The AVL is the Alabama Virtual Library, which provides (free) access to a wide variety of electronic resources for the citizens of Alabama. You can search the AVL by specific resource title, or by collections (e.g. Adult Resources, Student Resources - and then by grade level). The AVL is made possible through funding allocations from the state legislature, so be sure and thank your legislators (there's a link on the AVL home page to help you do this). The AVL was created through an initiative led by the Network of Alabama Academic Libraries "... to foster new partnerships among public school systems, colleges, and public libraries to use technology to strengthen information resources available for all Alabamians." [source: The Alabama Vision in Against the Grain (February 2008)]

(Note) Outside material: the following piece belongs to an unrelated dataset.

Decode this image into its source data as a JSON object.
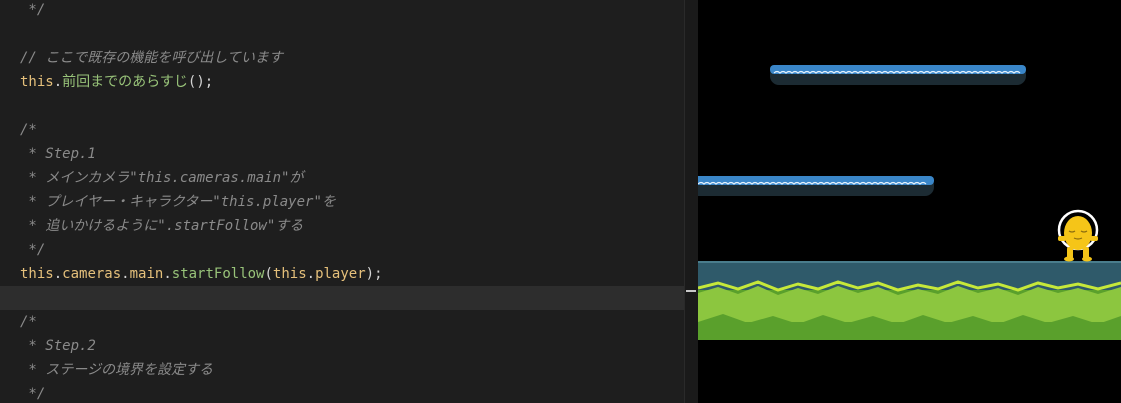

#8) What is in the film collection?
You'll find a wide range of titles in our film collection, from popular theatrical releases (we try to keep current on the majority of award winners), to classics to silent films to documentaries to foreign language. We also collect quite a bit of what might be labeled "educational" films -- BBC produced films of Shakespeare's works, PBS series, documentaries on religion, the arts, history, the sciences. We have several series of historical speeches, and many of the Ken Burns series. We rarely purchase audio-books and CDs (the music library collects music CDs), and generally only do so when there is a direct Huntingdon connection, as in the case of audio-books of some of Kathryn Tucker Windham's ghost stories and Harper Lee's To Kill a Mockingbird.
#9) What is the overdue rate for a book? For a film?
The overdue rate for a book is 25 cents per day, per book. For a film it is $1.00 per day, per film. The overdue fine for a film is higher because our film collection receives such heavy use. If you know before you check out a film that you need it longer than the three-day check-out period (such as for a class presentation or research project), let us know at check-out and we can see about extending the initial check-out period so you don't end up with a fine.